Alterations in the gene encoding the E3 ubiquitin ligase substrate receptor FBXO38 have been associated with several diseases, including early-onset motor neuronopathy. However, the cellular processes affected by the enzymatic action of FBXO38 are not yet known. Here, we identify the zinc finger proteins ZXDA/B as its interaction partners. FBXO38 controls the stability of ZXDA/B proteins via ubiquitination and proteasome-dependent degradation. We show that ZXDA/B proteins associate with the centromeric protein CENP-B and that the interaction between ZXDA/B and FBXO38 or CENP-B is mutually exclusive. Functionally, ZXDA/B factors control the protein level of chromatin-associated CENP-B. Furthermore, their inappropriate stabilization leads to upregulation of CENP-A and CENP-B positive centromeric chromatin. Thus we demonstrate a previously unknown role of cullin-dependent protein degradation in the control of centromeric chromatin integrity.

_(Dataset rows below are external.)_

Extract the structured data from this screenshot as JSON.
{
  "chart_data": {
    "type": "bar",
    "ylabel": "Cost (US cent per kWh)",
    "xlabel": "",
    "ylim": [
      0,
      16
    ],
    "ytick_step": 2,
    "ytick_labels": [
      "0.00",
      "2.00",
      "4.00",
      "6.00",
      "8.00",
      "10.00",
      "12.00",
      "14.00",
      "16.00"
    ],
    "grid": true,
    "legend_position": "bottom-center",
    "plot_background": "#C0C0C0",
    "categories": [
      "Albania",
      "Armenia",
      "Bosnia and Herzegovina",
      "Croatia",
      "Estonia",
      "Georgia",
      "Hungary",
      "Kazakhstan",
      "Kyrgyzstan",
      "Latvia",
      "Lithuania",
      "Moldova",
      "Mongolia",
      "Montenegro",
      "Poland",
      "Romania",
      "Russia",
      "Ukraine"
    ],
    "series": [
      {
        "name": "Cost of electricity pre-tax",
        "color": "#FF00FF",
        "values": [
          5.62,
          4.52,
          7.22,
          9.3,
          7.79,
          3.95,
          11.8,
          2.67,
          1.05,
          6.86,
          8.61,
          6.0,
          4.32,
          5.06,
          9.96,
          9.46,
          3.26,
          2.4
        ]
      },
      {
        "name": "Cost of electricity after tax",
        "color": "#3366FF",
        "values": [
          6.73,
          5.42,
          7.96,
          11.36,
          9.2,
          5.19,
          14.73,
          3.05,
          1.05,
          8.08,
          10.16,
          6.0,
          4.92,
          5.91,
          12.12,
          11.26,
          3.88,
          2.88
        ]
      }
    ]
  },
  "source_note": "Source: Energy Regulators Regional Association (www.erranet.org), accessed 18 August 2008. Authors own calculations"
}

编码E3泛素连接酶底物受体FBXO38的基因突变与多种疾病，包括早发型运动神经元病相关。然而，FBXO38酶促作用所影响的细胞过程尚不明确。本研究中，我们鉴定出锌指蛋白ZXDA/B为其相互作用伙伴。FBXO38通过泛素化和蛋白酶体依赖性降解调控ZXDA/B蛋白的稳定性。研究结果表明，ZXDA/B蛋白与着丝粒蛋白CENP-B相结合，且ZXDA/B与FBXO38或CENP-B之间的相互作用是互斥的。在功能上，ZXDA/B因子调控与染色质相关的CENP-B蛋白水平。此外，其不适当的稳定化导致CENP-A和CENP-B阳性着丝粒染色质的上调。因此，本研究揭示了cullin依赖性蛋白降解在控制着丝粒染色质完整性中的先前未知作用。